No need for copies of all intermediate types of files (original JPG, non-OCR PDF), just start with JPG and end with OCR’d PDF.

BLUEFROG · February 1, 2020, 7:20pm

Yep - I was just building and testing.

This folder is in the Finder…

Dropped into a targeted group in DEVONthink, yields…

… with this smart group…

Note I am targeting only images, and in this case, ones I imported today.
The OCR > Apply action processes the file and doesn’t generate a secondary file.
The Play Sound is optional but I like it for debugging so I can hear it did something before I see it. Sometimes helpful.
It’s also helpful to move files out of a watched folder after the process. This is minimized by targeting files imported today, but you may want to consider adding a Move action at the end.

Convert JPGs.dtSmartRule.zip (1.1 KB)

simnew · February 1, 2020, 7:26pm

Hurray! This seems like exactly what I need! Many thanks!
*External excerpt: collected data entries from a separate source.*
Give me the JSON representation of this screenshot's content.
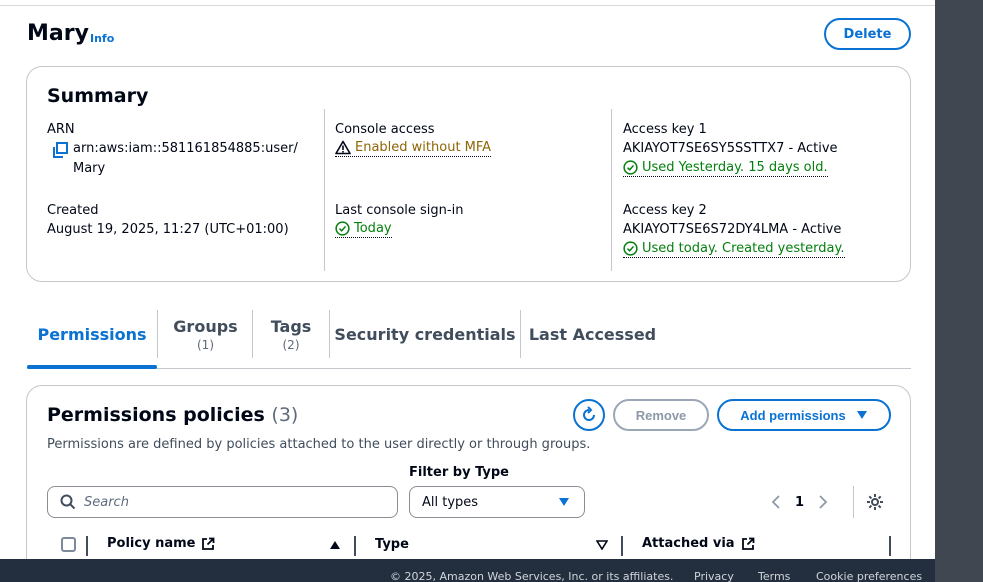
{
  "header": {
    "title": "Mary",
    "info_label": "Info",
    "delete_label": "Delete"
  },
  "summary": {
    "title": "Summary",
    "arn_label": "ARN",
    "arn_line1": "arn:aws:iam::581161854885:user/",
    "arn_line2": "Mary",
    "created_label": "Created",
    "created_value": "August 19, 2025, 11:27 (UTC+01:00)",
    "console_access_label": "Console access",
    "console_access_value": "Enabled without MFA",
    "last_signin_label": "Last console sign-in",
    "last_signin_value": "Today",
    "access_key1_label": "Access key 1",
    "access_key1_value": "AKIAYOT7SE6SY5SSTTX7 - Active",
    "access_key1_status": "Used Yesterday. 15 days old.",
    "access_key2_label": "Access key 2",
    "access_key2_value": "AKIAYOT7SE6S72DY4LMA - Active",
    "access_key2_status": "Used today. Created yesterday."
  },
  "tabs": [
    {
      "label": "Permissions",
      "count": ""
    },
    {
      "label": "Groups",
      "count": "(1)"
    },
    {
      "label": "Tags",
      "count": "(2)"
    },
    {
      "label": "Security credentials",
      "count": ""
    },
    {
      "label": "Last Accessed",
      "count": ""
    }
  ],
  "permissions": {
    "title": "Permissions policies",
    "count": "(3)",
    "description": "Permissions are defined by policies attached to the user directly or through groups.",
    "remove_label": "Remove",
    "add_label": "Add permissions",
    "filter_label": "Filter by Type",
    "search_placeholder": "Search",
    "filter_value": "All types",
    "page": "1",
    "columns": {
      "policy_name": "Policy name",
      "type": "Type",
      "attached_via": "Attached via"
    }
  },
  "footer": {
    "copyright": "© 2025, Amazon Web Services, Inc. or its affiliates.",
    "privacy": "Privacy",
    "terms": "Terms",
    "cookies": "Cookie preferences"
  },
  "colors": {
    "accent": "#0972d3",
    "success": "#037f0c",
    "warning": "#8d6605",
    "footer_bg": "#232f3e"
  }
}
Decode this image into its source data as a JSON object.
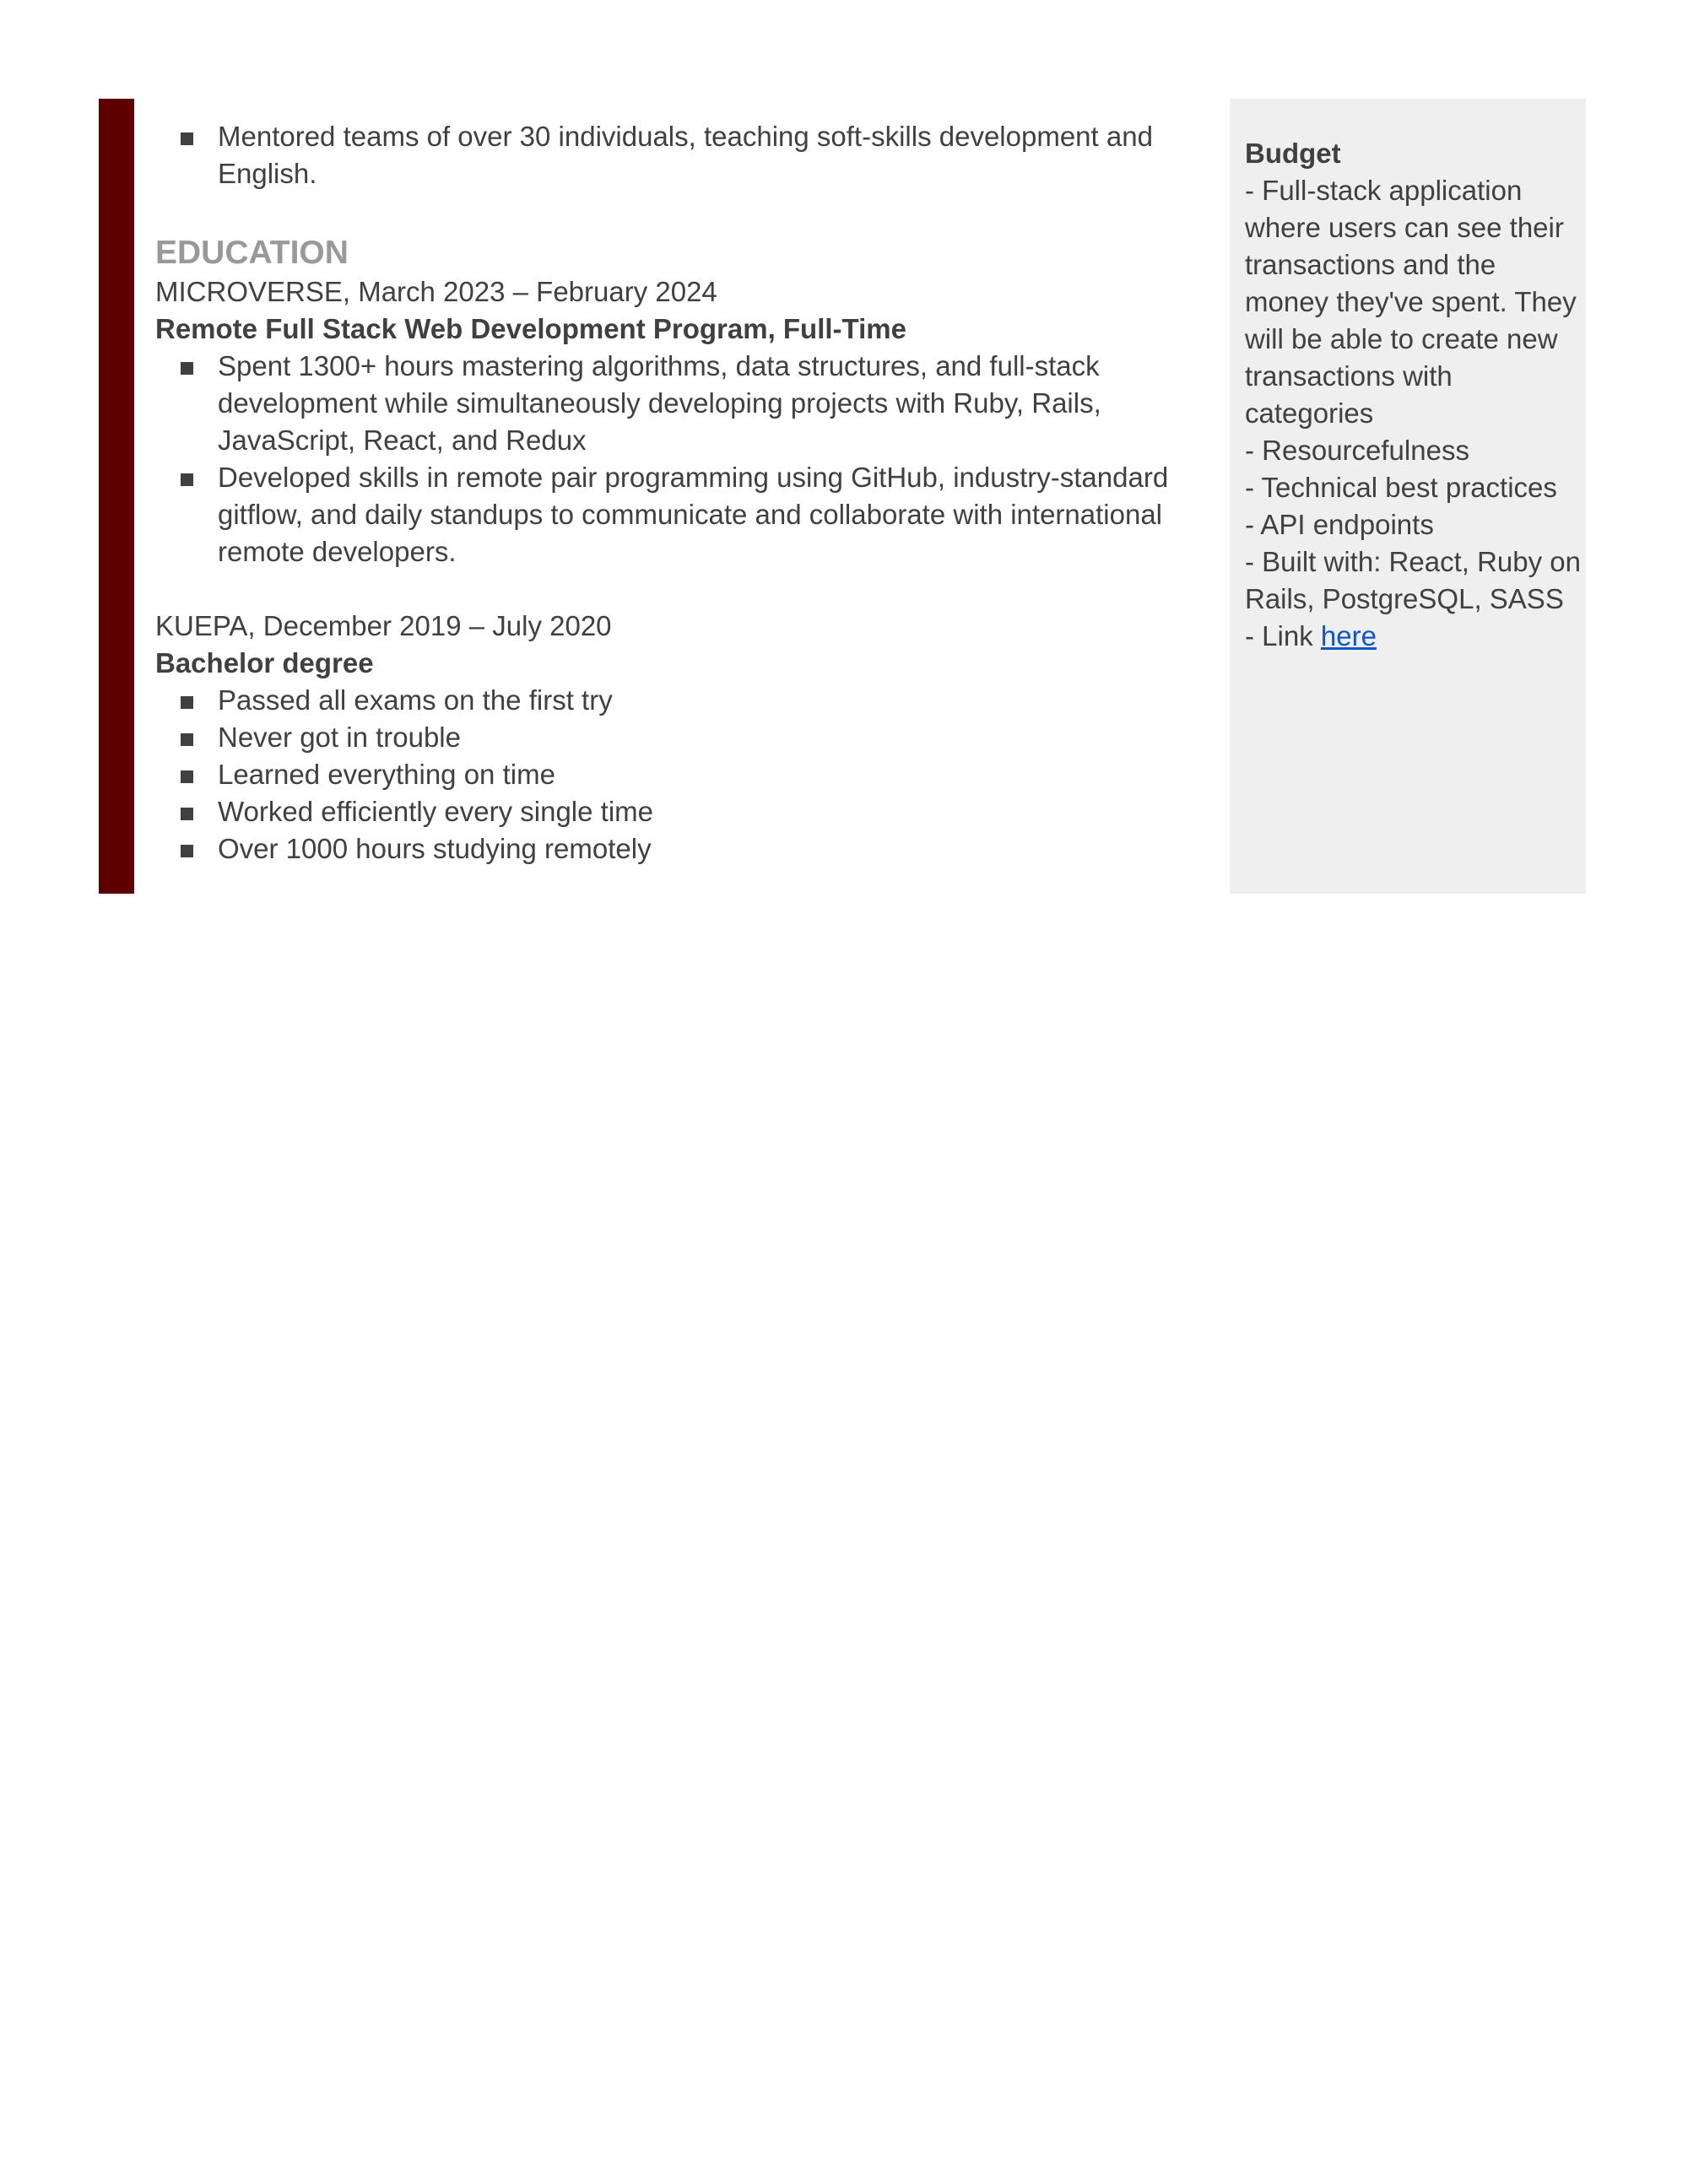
{
  "colors": {
    "accent_bar": "#5e0000",
    "heading_gray": "#999999",
    "text": "#404040",
    "sidebar_bg": "#efefef",
    "link": "#1155cc"
  },
  "intro_bullets": [
    "Mentored teams of over 30 individuals, teaching soft-skills development and English."
  ],
  "education": {
    "heading": "EDUCATION",
    "entries": [
      {
        "line": "MICROVERSE, March 2023 – February 2024",
        "title": "Remote Full Stack Web Development Program, Full-Time",
        "bullets": [
          "Spent 1300+ hours mastering algorithms, data structures, and full-stack development while simultaneously developing projects with Ruby, Rails, JavaScript, React, and Redux",
          "Developed skills in remote pair programming using GitHub, industry-standard gitflow, and daily standups to communicate and collaborate with international remote developers."
        ]
      },
      {
        "line": "KUEPA, December 2019 – July 2020",
        "title": "Bachelor degree",
        "bullets": [
          "Passed all exams on the first try",
          "Never got in trouble",
          "Learned everything on time",
          "Worked efficiently every single time",
          "Over 1000 hours studying remotely"
        ]
      }
    ]
  },
  "sidebar": {
    "title": "Budget",
    "lines": [
      "- Full-stack application where users can see their transactions and the money they've spent. They will be able to create new transactions with categories",
      "- Resourcefulness",
      "- Technical best practices",
      "- API endpoints",
      "- Built with: React, Ruby on Rails, PostgreSQL, SASS"
    ],
    "link_prefix": "- Link ",
    "link_text": "here"
  }
}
BLUEFROG · February 1, 2020, 7:28pm

You’re welcome.

One note: I wouldn’t dump thousands and thousands of files all at once. While it theoretically possible, processing in smaller batches it usually a better option.

simnew · February 16, 2020, 5:07pm

While it usually works well, sometimes using this smart rule returns a curious result: rather than convert an image into an OCR’d PDF, it moves the image down and to the right, cropping some of the image out of the frame and adding a large white border to the top and left side. Again, usually it works perfectly. But for some files it does this.

I’ll give you an example. Here’s the JPG:

And here’s the OCR’d PDF:

I’ve tried introducing the JPG files different ways (moving them to a different database and then from there into the relevant database [so that the move triggering the conversion is internal to DT], moving images directly rather than as grouped by a folder in Finder), but the same result occurs. Again, it’s only a subset of the files. Maybe the JPGs have some metadata that somehow triggers DT or the ABBYY add-on to behave strangely (?).

Any idea how to resolve this?

BLUEFROG · February 16, 2020, 5:47pm

In DEVONthink, hold the Option key and select Help > Report Bug. ZIP and attach a few JPEGs that exhibit this issue. Thanks.

simnew · February 16, 2020, 7:04pm

I am unable to use that method for reporting a bug as it is linked to the Mail app, which I do not use. So here is the ZIP. OCR PDF conversion issue.zip (3.6 MB)

I have DT version 3.0.4.

BLUEFROG · February 17, 2020, 3:19pm

Interesting… it happens even when the image is converted to a TIFF beforehand.
@aedwards, any thoughts on this?

aedwards · February 17, 2020, 5:24pm

This is caused by an issue with ABBYY’s OCR and unfortunately there isn’t a workaround. We will release a fix for this once we have a fix from ABBYY.

simnew · February 29, 2020, 4:26am

Any progress on this?

aedwards · March 2, 2020, 9:02am

The update from ABBYY will be included as part of the v3.1 update that will be available in the next couple of months.

simnew · May 22, 2020, 11:59pm

I’ve updated to version 3.5, but this problem still occurs. For example:

As you can see, the right and bottom is still cut off and the white border on the top and left sides is still there–exactly as it was behaving before. Still, as before, not every photo is treated this way. But still, as before, many are.

How may we proceed? This program is very expensive and it’s supposed to be capable of the simple task of converting photos into OCR’d PDFs. It’s been months… Is there something else I can do to get it to work correctly? What gives?